Di Alberto Fragomeni
Qualche tempo fa, mi ha chiamato Peppe Dell’Acqua per chiedermi se ci saremmo visti a Milano per Book Pride. C’era una presentazione dei libri narrativi della Collana 180, e io, che ho deciso già da tempo di non contribuire più alla promozione del mio scritto, ho risposto che sì, avrei raggiunto lui e gli altri componenti della grande famiglia della Collana a Milano, ma solo per salutarli e per stare un po’ con loro. Durante la telefonata, a Peppe è venuto in mente che forse avrei potuto aiutarlo per una cosa che deve fare in questi giorni, compilare un glossario di termini filosofici per un libro a cui sta lavorando. In particolare, mi ha chiesto se volessi scrivere qualcosa sulla Fenomenologia. Gli ho subito risposto che non me la sentivo, dato sono solo uno che ha letto un paio di libri, mentre, come sa benissimo, a Trieste è circondato da filosofi che possono svolgere questo compito in pochi momenti, e in modo assolutamente rigoroso.
Poi, dopo Book Pride, in Stazione Centrale, prima di salutarci io e Peppe siamo tornati sull’argomento, e così ho deciso di giustificare un po’ meglio il mio rifiuto, e gli ho chiesto se gli avessi mai raccontato la storia di Jaspers e Husserl sulla comprensione della Fenomenologia, e quando lui ha risposto di no, ho attaccato: un giorno il giovane Jaspers, in quegli anni allievo prediletto di Husserl insieme a Heidegger, si reca dal suo maestro e gli chiede se avesse un po’ di tempo per spiegargli meglio la faccenda della Fenomenologia, che non gli era per niente chiara. Husserl, allora, gli risponde di stare tranquillo, che la Fenomenologia è una cosa molto complicata, e non c’è bisogno alcuno che lui la capisca, dato che la sta già applicando correttamente nei suoi lavori.

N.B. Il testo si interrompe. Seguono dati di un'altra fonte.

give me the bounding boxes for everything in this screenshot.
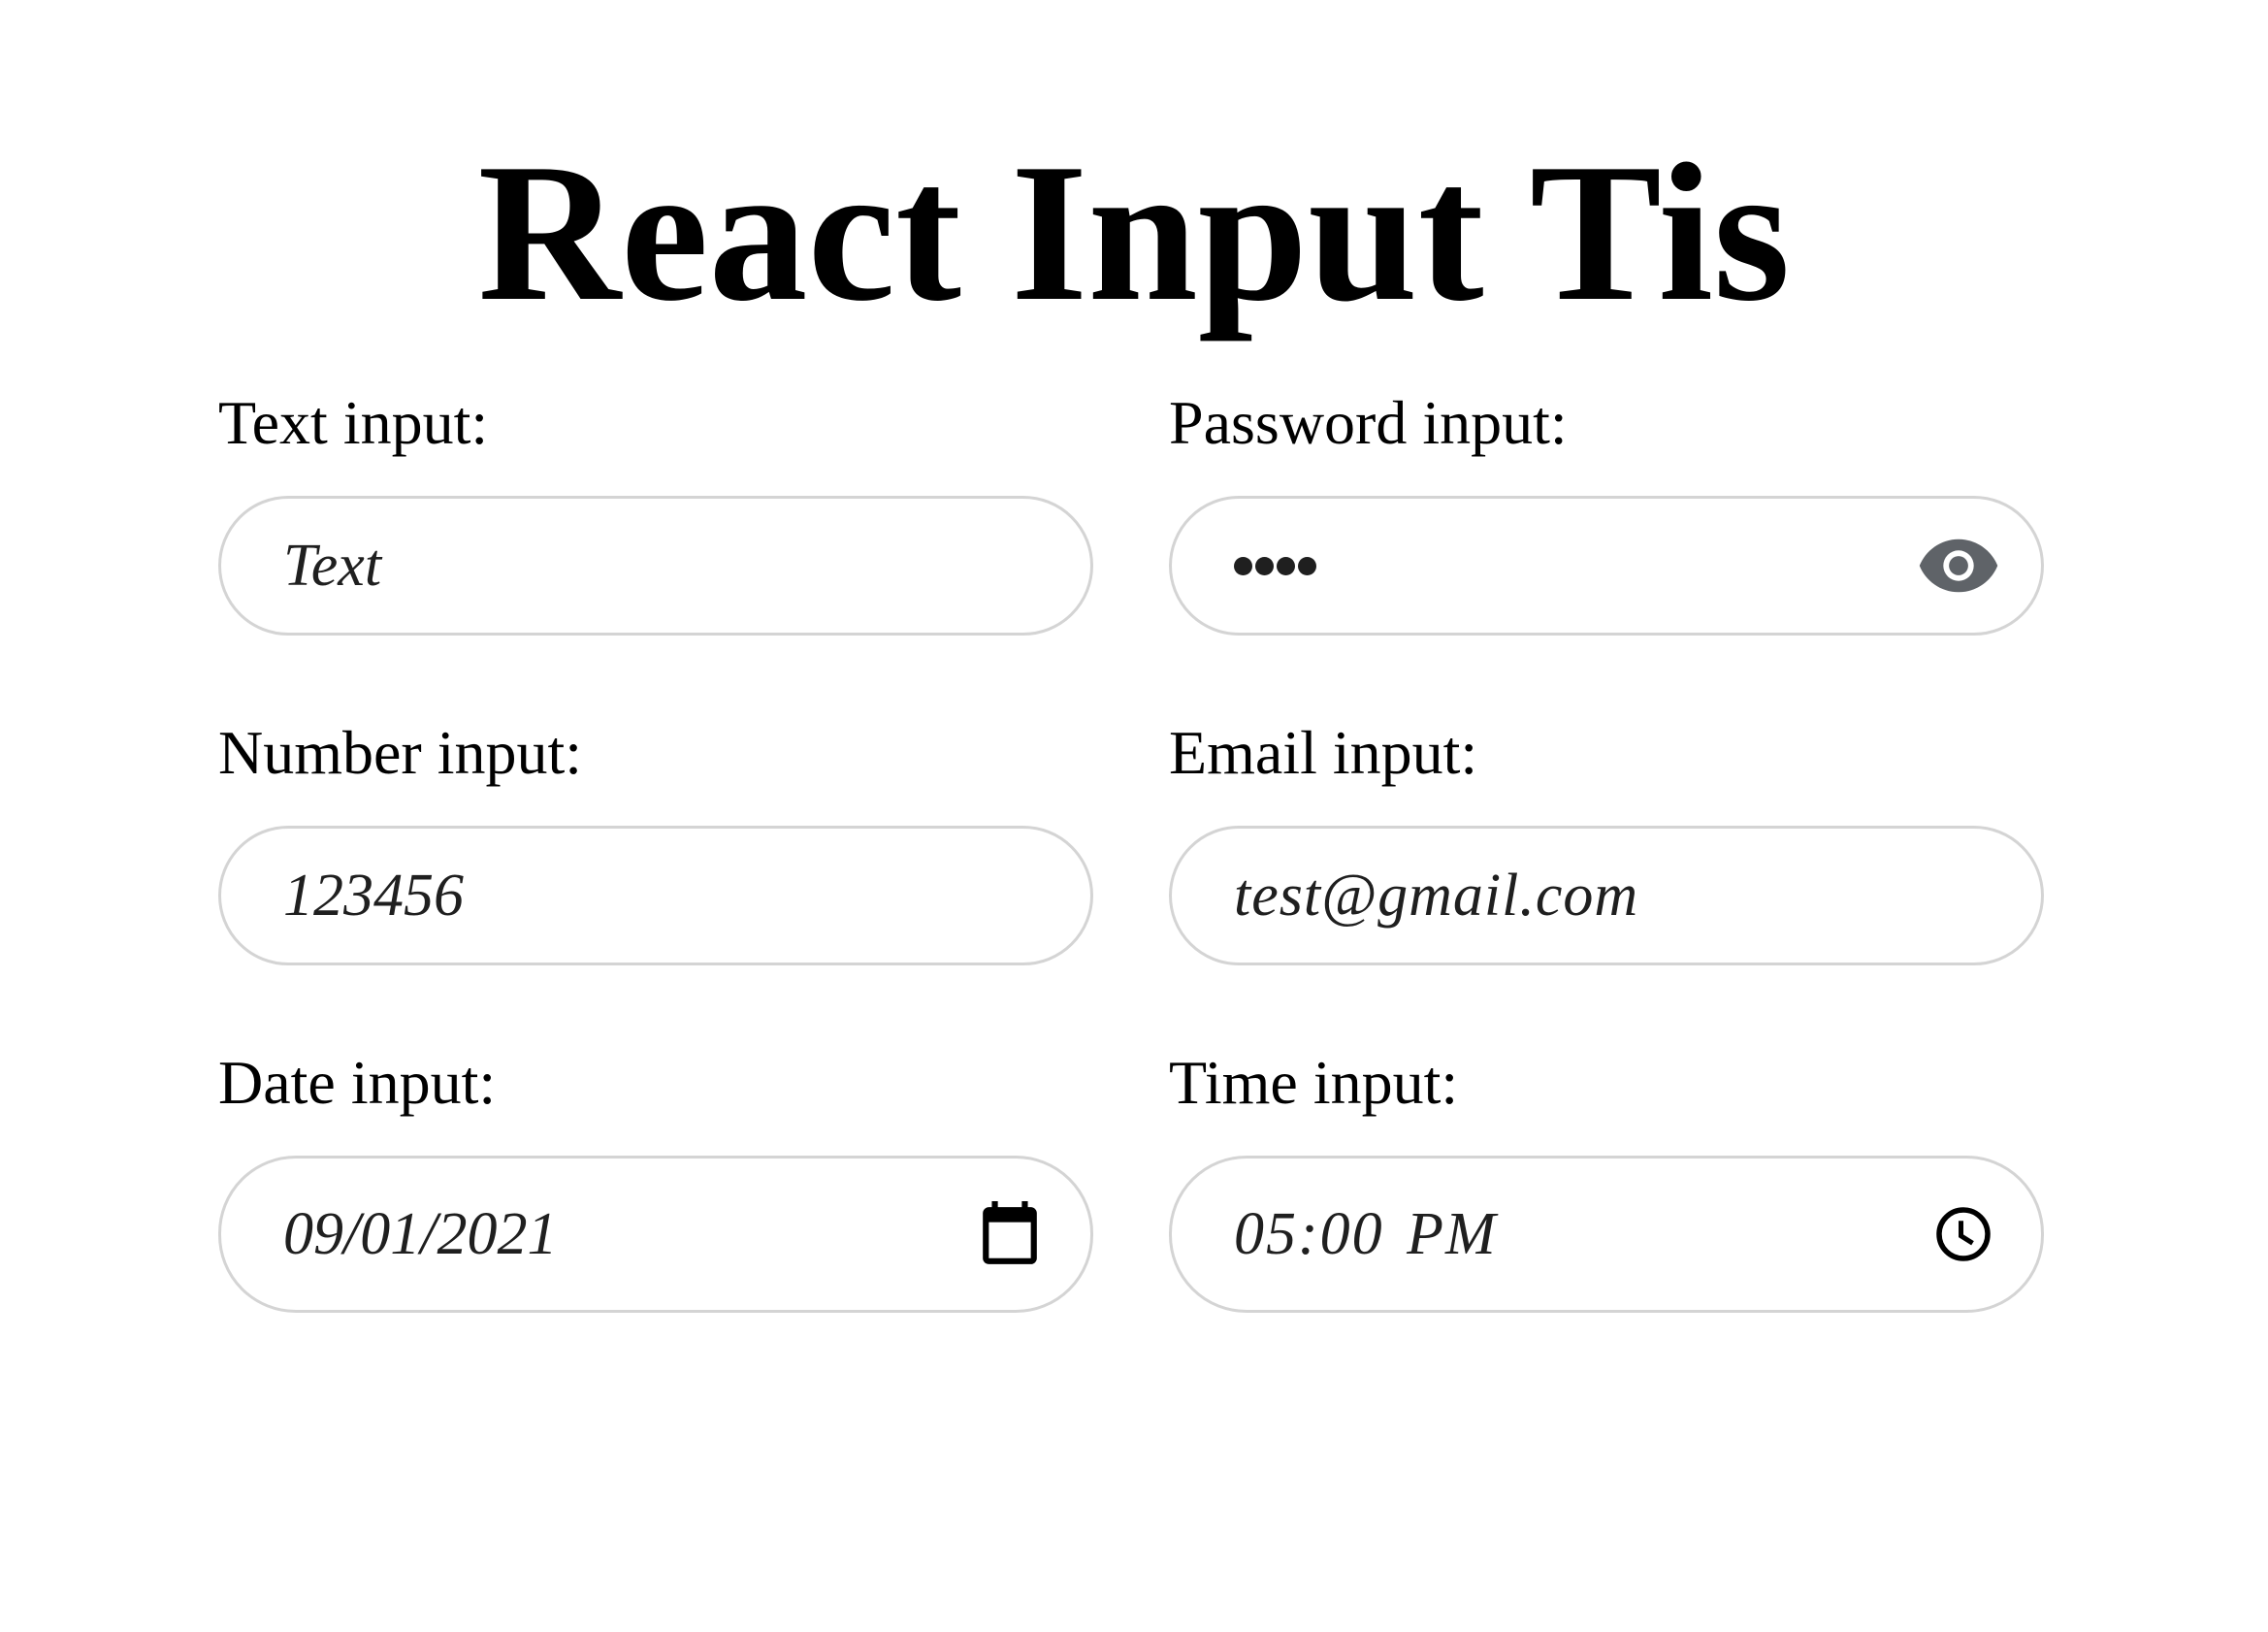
time-input[interactable]: 05:00 PM xyxy=(1169,1156,2044,1313)
clock-icon[interactable] xyxy=(1934,1205,1993,1263)
number-input-value: 123456 xyxy=(283,863,464,929)
password-mask-dot xyxy=(1298,556,1316,575)
email-input-value: test@gmail.com xyxy=(1234,863,1639,929)
number-input[interactable]: 123456 xyxy=(218,826,1093,965)
password-input-label: Password input: xyxy=(1169,388,1568,457)
time-input-label: Time input: xyxy=(1169,1048,1459,1117)
page-title: React Input Tis xyxy=(477,123,1791,343)
password-mask-dot xyxy=(1277,556,1295,575)
eye-icon[interactable] xyxy=(1919,538,1998,594)
password-input[interactable] xyxy=(1169,496,2044,636)
text-input-label: Text input: xyxy=(218,388,489,457)
email-input[interactable]: test@gmail.com xyxy=(1169,826,2044,965)
text-input-value: Text xyxy=(283,533,382,599)
password-mask xyxy=(1234,556,1919,575)
time-input-value: 05:00 PM xyxy=(1234,1201,1498,1267)
email-input-label: Email input: xyxy=(1169,718,1478,787)
number-input-label: Number input: xyxy=(218,718,583,787)
password-mask-dot xyxy=(1255,556,1274,575)
password-mask-dot xyxy=(1234,556,1252,575)
date-input-label: Date input: xyxy=(218,1048,497,1117)
text-input[interactable]: Text xyxy=(218,496,1093,636)
date-input-value: 09/01/2021 xyxy=(283,1201,558,1267)
calendar-icon[interactable] xyxy=(980,1201,1040,1267)
date-input[interactable]: 09/01/2021 xyxy=(218,1156,1093,1313)
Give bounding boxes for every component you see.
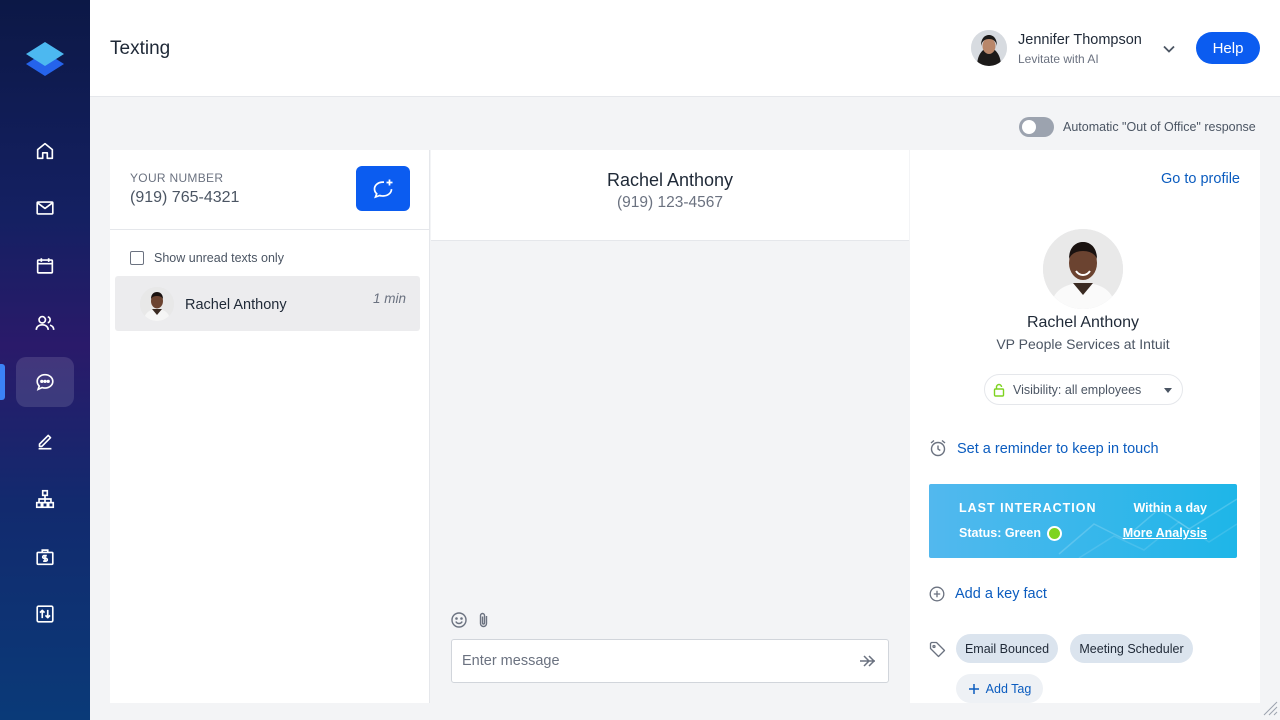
- set-reminder-link[interactable]: Set a reminder to keep in touch: [957, 441, 1159, 457]
- conversation-item[interactable]: Rachel Anthony 1 min: [115, 276, 420, 331]
- levitate-logo-icon[interactable]: [24, 40, 66, 82]
- last-interaction-time: Within a day: [1133, 501, 1207, 515]
- more-analysis-link[interactable]: More Analysis: [1123, 526, 1207, 540]
- toggle-knob: [1022, 120, 1036, 134]
- sidebar-item-money[interactable]: [16, 532, 74, 582]
- calendar-icon: [36, 258, 54, 274]
- out-of-office-label: Automatic "Out of Office" response: [1063, 120, 1256, 134]
- message-thread-panel: Rachel Anthony (919) 123-4567: [431, 150, 909, 703]
- new-chat-icon: [373, 179, 393, 198]
- hierarchy-icon: [35, 489, 55, 509]
- add-tag-button[interactable]: Add Tag: [956, 674, 1043, 703]
- thread-contact-phone: (919) 123-4567: [617, 194, 723, 211]
- plus-icon: [968, 683, 979, 694]
- thread-contact-name: Rachel Anthony: [606, 170, 734, 190]
- user-name[interactable]: Jennifer Thompson: [1018, 32, 1142, 48]
- sidebar: [0, 0, 90, 720]
- sidebar-item-contacts[interactable]: [16, 298, 74, 348]
- conversation-avatar: [140, 287, 174, 321]
- emoji-icon[interactable]: [450, 611, 468, 629]
- sidebar-item-org[interactable]: [16, 474, 74, 524]
- mail-icon: [36, 201, 54, 215]
- tag-icon: [929, 641, 946, 658]
- alarm-clock-icon: [929, 439, 947, 457]
- user-avatar[interactable]: [971, 30, 1007, 66]
- new-message-button[interactable]: [356, 166, 410, 211]
- resize-handle-icon[interactable]: [1262, 700, 1278, 716]
- sidebar-item-transfer[interactable]: [16, 589, 74, 639]
- divider: [110, 229, 430, 230]
- sidebar-item-compose[interactable]: [16, 415, 74, 465]
- thread-header: Rachel Anthony (919) 123-4567: [431, 150, 909, 241]
- top-header: Texting Jennifer Thompson Levitate with …: [90, 0, 1280, 97]
- conversation-list-panel: YOUR NUMBER (919) 765-4321 Show unread t…: [110, 150, 430, 703]
- pencil-icon: [38, 434, 52, 450]
- sidebar-item-texting[interactable]: [16, 357, 74, 407]
- profile-name: Rachel Anthony: [1026, 314, 1140, 331]
- conversation-time: 1 min: [372, 291, 406, 306]
- exchange-icon: [36, 605, 54, 623]
- unread-only-checkbox[interactable]: [130, 251, 144, 265]
- sidebar-item-mail[interactable]: [16, 183, 74, 233]
- sidebar-item-home[interactable]: [16, 126, 74, 176]
- contact-profile-panel: Go to profile Rachel Anthony VP People S…: [910, 150, 1260, 703]
- lock-icon: [993, 383, 1005, 397]
- message-input[interactable]: [451, 639, 889, 683]
- chevron-down-icon[interactable]: [1160, 40, 1178, 58]
- add-tag-label: Add Tag: [985, 681, 1032, 696]
- profile-title: VP People Services at Intuit: [996, 336, 1170, 352]
- home-icon: [36, 142, 54, 160]
- visibility-label: Visibility: all employees: [1013, 383, 1142, 397]
- unread-only-label[interactable]: Show unread texts only: [154, 251, 284, 265]
- profile-avatar: [1043, 229, 1123, 309]
- go-to-profile-link[interactable]: Go to profile: [1161, 171, 1240, 187]
- add-key-fact-link[interactable]: Add a key fact: [955, 586, 1047, 602]
- active-nav-indicator: [0, 364, 5, 400]
- chat-icon: [36, 373, 54, 391]
- last-interaction-card: LAST INTERACTION Status: Green Within a …: [929, 484, 1237, 558]
- your-number: (919) 765-4321: [130, 189, 240, 206]
- sidebar-item-calendar[interactable]: [16, 241, 74, 291]
- send-icon[interactable]: [858, 652, 878, 670]
- add-circle-icon: [929, 586, 945, 602]
- your-number-label: YOUR NUMBER: [130, 171, 224, 185]
- dollar-briefcase-icon: [36, 549, 54, 566]
- out-of-office-toggle[interactable]: [1019, 117, 1054, 137]
- status-dot: [1047, 526, 1062, 541]
- conversation-name: Rachel Anthony: [185, 297, 287, 313]
- status-label: Status: Green: [959, 526, 1041, 540]
- last-interaction-title: LAST INTERACTION: [959, 501, 1097, 515]
- users-icon: [35, 315, 55, 330]
- user-org: Levitate with AI: [1018, 52, 1099, 66]
- help-button[interactable]: Help: [1196, 32, 1260, 64]
- tag-meeting-scheduler[interactable]: Meeting Scheduler: [1070, 634, 1193, 663]
- visibility-dropdown[interactable]: Visibility: all employees: [984, 374, 1183, 405]
- tag-email-bounced[interactable]: Email Bounced: [956, 634, 1058, 663]
- paperclip-icon[interactable]: [476, 611, 492, 629]
- decorative-wave: [1058, 498, 1237, 558]
- page-title: Texting: [110, 38, 171, 59]
- message-area: [431, 241, 909, 703]
- caret-down-icon: [1164, 388, 1172, 393]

All’epoca Jaspers stava scrivendo la “Psicologia delle visioni del mondo”, il testo che segna il suo passaggio dalla medicina alla filosofia, e lui stesso racconta questo scambio di battute avuto con Husserl nell’introduzione a “Filosofia”, il suo capolavoro del 1931.
Ecco perché, ho detto a Peppe, perchè ho respinto il suo invito: se non l’ha capita il grande Karl Jaspers, che la Fenomenologia la studiava con Husserl che l’ha inventata, e anzi, se questi gli ha detto in faccia che neppure poteva capirla, che posso scrivere, io, sull’argomento?
Peppe, allora, mi ha risposto che potevo scrivere proprio questo racconto, non per il Glossario, ovviamente, ma per il Forum, magari, dato che è una storia molto interessante. Gli ho detto che in effetti è stata un mio cavallo di battaglia, quando studiavo la Metafisica, e che l’ho raccontata spesso e con molto piacere, modificandola ed esagerandola, un po’ come si fa con le barzellette. E proprio come ogni buona barzelletta, funziona ancora meglio se la si racconta in dialetto. Ho accennato a Peppe che nella mia testa, a volte, me la immagino svolgersi in napoletano, il dialetto di mia madre. Più o meno avviene così, con Jaspers che rincorre Husserl nei corridoi dell’università:
“Mastro Ussérl, Mastro Ussérl!”
“Ué uagliò, che tieni?”
“Facitim nu piacer’, maestr’: tenit cinq minut ‘e tiemp p’ mi fa capì stu fatt ‘ra Fenomenologgia, ch’ stong nu poc’ confus’…?”
“Carlett’, mannegg’ a capa toja! Statt’ calm, che non fa nient se n’a capisc, a Fenomenologgia, che è ‘na cosa tropp gross’ pe’ te, ch’a stai già facend’ bbuona. Jamm bell’, jamm! ‘Na tazzulella ‘e cafè a vuoi?”
No, non era proprio il caso che contribuissi a quel glossario.